Sylvie's knowledge, like Izzie's, was random yet far-ranging, "the sign that one has acquired one's learning from novels, rather than an education," according to Sylvie.
(I love that aphorism. Because it's my knowledge, too. And while I've had an education, it's clear that I hold novels in higher esteem.)
Would you, if you could, kill Hitler, before his rise to power, to prevent later atrocities? Several works of fiction have explored this moral quandary (though, there's not much quandary about it; most people absolutely would, and they don't think much of it); numerous time travel stories and alternate histories cover this territory.
Kate Atkinson in Life after Life takes a wholly original approach. Rather than engage in a temporal paradox or extrapolate the after effects of a dead Hitler, she explores potential past realities, one (or two) of which might've led to this event.
Ursula lives many, many lives, some more tragic than others. These are lives lived in parallel. It's kind of Groundhog Day but on a much grander scale. There is no awareness, no cumulative effect, no loop to be broken. It's just one relentless life after another. These are not successive lives, not reincarnations. Rather it is something closer to the concept of eternal return. Indeed in one life (or several, I guess), Ursula, still a child, discusses this with her psychiatrist and she learns from him amor fati.

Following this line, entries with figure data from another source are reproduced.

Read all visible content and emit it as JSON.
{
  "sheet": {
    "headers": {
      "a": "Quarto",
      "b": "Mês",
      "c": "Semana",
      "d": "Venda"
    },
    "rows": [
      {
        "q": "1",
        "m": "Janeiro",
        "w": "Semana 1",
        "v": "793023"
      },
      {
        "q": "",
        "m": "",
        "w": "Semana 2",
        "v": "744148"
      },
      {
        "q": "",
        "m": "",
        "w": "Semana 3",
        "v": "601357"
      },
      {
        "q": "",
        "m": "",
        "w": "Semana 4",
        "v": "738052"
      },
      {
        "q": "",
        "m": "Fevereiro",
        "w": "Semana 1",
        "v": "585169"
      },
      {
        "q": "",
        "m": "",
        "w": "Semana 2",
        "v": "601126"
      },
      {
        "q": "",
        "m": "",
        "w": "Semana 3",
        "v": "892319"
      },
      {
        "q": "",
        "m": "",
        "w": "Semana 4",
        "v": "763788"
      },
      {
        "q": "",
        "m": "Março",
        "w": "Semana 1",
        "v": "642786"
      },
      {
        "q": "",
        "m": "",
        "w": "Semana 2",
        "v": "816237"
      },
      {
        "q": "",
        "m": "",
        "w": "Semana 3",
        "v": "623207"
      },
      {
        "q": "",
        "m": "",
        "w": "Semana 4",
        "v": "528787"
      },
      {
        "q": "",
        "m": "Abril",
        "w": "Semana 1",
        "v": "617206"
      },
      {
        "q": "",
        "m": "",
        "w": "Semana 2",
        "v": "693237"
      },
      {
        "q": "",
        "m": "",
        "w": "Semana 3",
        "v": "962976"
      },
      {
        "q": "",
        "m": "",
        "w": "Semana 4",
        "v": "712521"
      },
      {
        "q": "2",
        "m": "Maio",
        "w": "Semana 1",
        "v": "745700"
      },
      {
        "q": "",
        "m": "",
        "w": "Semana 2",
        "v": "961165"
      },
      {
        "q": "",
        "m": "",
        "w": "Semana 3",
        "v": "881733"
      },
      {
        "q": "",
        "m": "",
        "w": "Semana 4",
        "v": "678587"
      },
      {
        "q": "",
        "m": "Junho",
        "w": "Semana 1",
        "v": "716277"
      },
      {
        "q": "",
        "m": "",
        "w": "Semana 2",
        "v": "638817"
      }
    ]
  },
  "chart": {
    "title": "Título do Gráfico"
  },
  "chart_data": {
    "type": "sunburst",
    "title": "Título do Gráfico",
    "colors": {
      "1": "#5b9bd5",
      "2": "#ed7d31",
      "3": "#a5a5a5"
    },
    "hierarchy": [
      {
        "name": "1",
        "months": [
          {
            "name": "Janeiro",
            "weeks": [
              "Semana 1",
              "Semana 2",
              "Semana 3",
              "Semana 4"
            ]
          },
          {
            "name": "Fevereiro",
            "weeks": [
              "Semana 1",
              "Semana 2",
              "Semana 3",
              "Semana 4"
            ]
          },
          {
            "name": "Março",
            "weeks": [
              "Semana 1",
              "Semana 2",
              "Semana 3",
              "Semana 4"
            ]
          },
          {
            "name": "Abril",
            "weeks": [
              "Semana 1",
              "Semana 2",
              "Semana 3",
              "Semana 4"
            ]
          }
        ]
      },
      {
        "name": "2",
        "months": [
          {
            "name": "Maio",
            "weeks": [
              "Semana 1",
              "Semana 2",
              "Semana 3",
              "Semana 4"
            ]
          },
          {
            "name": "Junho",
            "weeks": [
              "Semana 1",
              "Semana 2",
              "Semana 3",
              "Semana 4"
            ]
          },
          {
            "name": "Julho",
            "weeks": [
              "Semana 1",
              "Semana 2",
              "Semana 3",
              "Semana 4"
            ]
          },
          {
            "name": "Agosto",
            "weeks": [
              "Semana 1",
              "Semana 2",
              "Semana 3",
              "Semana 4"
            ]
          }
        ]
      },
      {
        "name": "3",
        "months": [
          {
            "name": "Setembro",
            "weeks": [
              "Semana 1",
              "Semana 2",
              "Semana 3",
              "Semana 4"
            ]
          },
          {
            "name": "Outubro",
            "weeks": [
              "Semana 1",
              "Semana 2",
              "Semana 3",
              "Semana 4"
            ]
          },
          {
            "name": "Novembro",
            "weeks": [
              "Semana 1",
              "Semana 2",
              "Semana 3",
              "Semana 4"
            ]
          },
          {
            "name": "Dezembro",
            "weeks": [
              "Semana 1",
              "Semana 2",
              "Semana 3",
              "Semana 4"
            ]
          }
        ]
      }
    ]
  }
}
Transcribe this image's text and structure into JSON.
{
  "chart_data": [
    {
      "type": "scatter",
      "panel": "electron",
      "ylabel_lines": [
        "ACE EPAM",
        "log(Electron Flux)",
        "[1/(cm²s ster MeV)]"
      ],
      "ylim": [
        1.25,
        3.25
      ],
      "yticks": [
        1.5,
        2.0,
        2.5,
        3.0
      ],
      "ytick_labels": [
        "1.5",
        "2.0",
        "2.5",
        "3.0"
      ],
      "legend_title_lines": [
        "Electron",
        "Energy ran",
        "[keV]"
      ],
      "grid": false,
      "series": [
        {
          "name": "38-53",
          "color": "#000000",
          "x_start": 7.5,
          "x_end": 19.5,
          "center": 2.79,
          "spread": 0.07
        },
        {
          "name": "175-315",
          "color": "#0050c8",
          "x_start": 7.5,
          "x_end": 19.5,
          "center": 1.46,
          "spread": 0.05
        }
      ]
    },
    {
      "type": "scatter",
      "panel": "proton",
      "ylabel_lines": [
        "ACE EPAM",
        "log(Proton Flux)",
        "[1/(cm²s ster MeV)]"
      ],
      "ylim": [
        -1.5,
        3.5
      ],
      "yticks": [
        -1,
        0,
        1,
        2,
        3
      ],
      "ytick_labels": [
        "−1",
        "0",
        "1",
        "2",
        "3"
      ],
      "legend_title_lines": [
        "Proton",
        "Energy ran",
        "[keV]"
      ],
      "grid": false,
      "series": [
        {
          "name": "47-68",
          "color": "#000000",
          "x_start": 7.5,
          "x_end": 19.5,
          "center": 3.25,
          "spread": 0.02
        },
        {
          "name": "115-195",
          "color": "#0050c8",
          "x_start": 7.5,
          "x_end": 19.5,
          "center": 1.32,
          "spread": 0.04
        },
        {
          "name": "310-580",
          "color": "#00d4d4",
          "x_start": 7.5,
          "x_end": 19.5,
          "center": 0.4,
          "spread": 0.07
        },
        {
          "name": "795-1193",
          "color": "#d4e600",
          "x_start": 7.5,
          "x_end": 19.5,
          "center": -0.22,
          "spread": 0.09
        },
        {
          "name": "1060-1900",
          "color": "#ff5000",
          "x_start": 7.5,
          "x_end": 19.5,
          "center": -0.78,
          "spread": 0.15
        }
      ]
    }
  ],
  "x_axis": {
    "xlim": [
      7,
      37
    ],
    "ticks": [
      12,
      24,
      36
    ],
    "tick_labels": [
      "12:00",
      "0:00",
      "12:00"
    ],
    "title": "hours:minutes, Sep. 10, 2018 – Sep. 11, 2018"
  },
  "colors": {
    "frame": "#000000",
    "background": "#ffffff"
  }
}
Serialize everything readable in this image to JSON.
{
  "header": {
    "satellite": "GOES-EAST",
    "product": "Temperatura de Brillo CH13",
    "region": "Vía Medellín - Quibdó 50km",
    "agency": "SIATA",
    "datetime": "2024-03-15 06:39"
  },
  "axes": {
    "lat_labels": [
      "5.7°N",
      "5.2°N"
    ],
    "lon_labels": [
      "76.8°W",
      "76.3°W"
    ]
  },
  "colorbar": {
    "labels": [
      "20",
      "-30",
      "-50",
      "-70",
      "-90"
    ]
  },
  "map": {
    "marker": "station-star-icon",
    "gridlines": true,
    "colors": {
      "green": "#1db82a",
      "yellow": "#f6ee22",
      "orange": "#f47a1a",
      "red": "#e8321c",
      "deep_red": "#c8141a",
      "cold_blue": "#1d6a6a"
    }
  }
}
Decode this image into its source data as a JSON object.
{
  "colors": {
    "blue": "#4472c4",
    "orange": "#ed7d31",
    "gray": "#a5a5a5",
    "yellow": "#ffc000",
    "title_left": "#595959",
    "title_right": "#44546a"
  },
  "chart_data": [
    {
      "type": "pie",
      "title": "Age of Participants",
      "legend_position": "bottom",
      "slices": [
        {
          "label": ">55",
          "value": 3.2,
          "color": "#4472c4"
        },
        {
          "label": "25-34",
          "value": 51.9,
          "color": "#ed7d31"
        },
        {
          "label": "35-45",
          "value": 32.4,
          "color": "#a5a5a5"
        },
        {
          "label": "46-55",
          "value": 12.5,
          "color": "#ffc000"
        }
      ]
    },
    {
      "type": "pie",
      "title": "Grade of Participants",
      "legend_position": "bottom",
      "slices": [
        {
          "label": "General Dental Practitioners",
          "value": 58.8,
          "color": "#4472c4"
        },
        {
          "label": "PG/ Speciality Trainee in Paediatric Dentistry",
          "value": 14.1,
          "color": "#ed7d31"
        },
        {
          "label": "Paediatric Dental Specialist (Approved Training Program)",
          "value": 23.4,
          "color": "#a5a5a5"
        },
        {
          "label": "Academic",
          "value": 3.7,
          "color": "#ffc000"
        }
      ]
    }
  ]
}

My own worldview leads me to think of Ursula's experience in terms of a multiverse, with the universes so tightly stacked that one reality occasionally bleeds into others, giving Ursula that déjà vu feeling in many situations, although she knows that situation hasn't happened "before." On several occasions she experiences a kind of dread, like the shadow of another life passing through her.
It's a helluva conceit, but executed superbly.
Before you get the wrong idea, I should make it clear that Life after Life is about as science fictiony as The Time-Traveller's Wife. That is, not at all. This is drama. You may want to call it historical fiction, given that's it set in and around London over the first half of the twentieth century. The Blitz figures prominently.
Also, Hitler does not. It starts and more or less ends with him, but there's not much of him in-between. So forget Hitler. This is not a political intrigue. The whole point of him is to drive home the concept I've tried to explain above. That is, to convince you that the novel's premise is not trivial; every action has consequences, and they can be worldstage, as well as gut-wrenching.
So Ursula lives many lives, all of them at least slightly different, some vastly so. The first life we read is barely seconds long, if that. But one life sees her well into middle age. One assumes there are several more lives lived and untold here.
The bedroom was a terrible mess, clothes everywhere, satin petticoats, crêpe de Chine nightdresses, silk stockings, partnerless shoes lying abandoned on the carpet, a dusting of Coty power over everything. "You can try things on if you want," Izzie said carelessly. "Although you're rather small compared to me. Jolie et petite." Ursula declined, fearing enchantment. They were the kind of clothes that might turn you into someone else.
One life in particular had me reading far past my bedtime, and sobbing into my pillow. Ngah! All those lives, and she keeps dying.
If you've ever read Kate Atkinson you'll know she treads some morbid territory. Although death and disaster touch ordinary people, Atkinson has an extraordinary touch. Despite the violence of the world(s) Ursula lives in, this novel is gentle, and kind to her, and lovely. Fluid. It depicts sibling relationships in particular astutely. It also feels British, whatever that means — cool? stoic? — reminding me of A.S. Byatt's The Children's Book but less academic and more heartfelt. I came across only one Scottishism I had to look up ("thrawn"), in contrast to my one-dictionary-look-up-per-page average for other Atkinson novels.
This novel is pretty spectacular, and of all the novels I've read, this is one I'd recommend to my mother (a non-reader) (if I could talk her though/past the multiple lives concept), which is to say: inventive as it is structurally, the stories it tells are grounded and traditional and whole. Much as I'm a fan of Jackson Brodie (in books and on TV), I'd just as soon give him up if Atkinson would deliver another volume of Ursula's lives.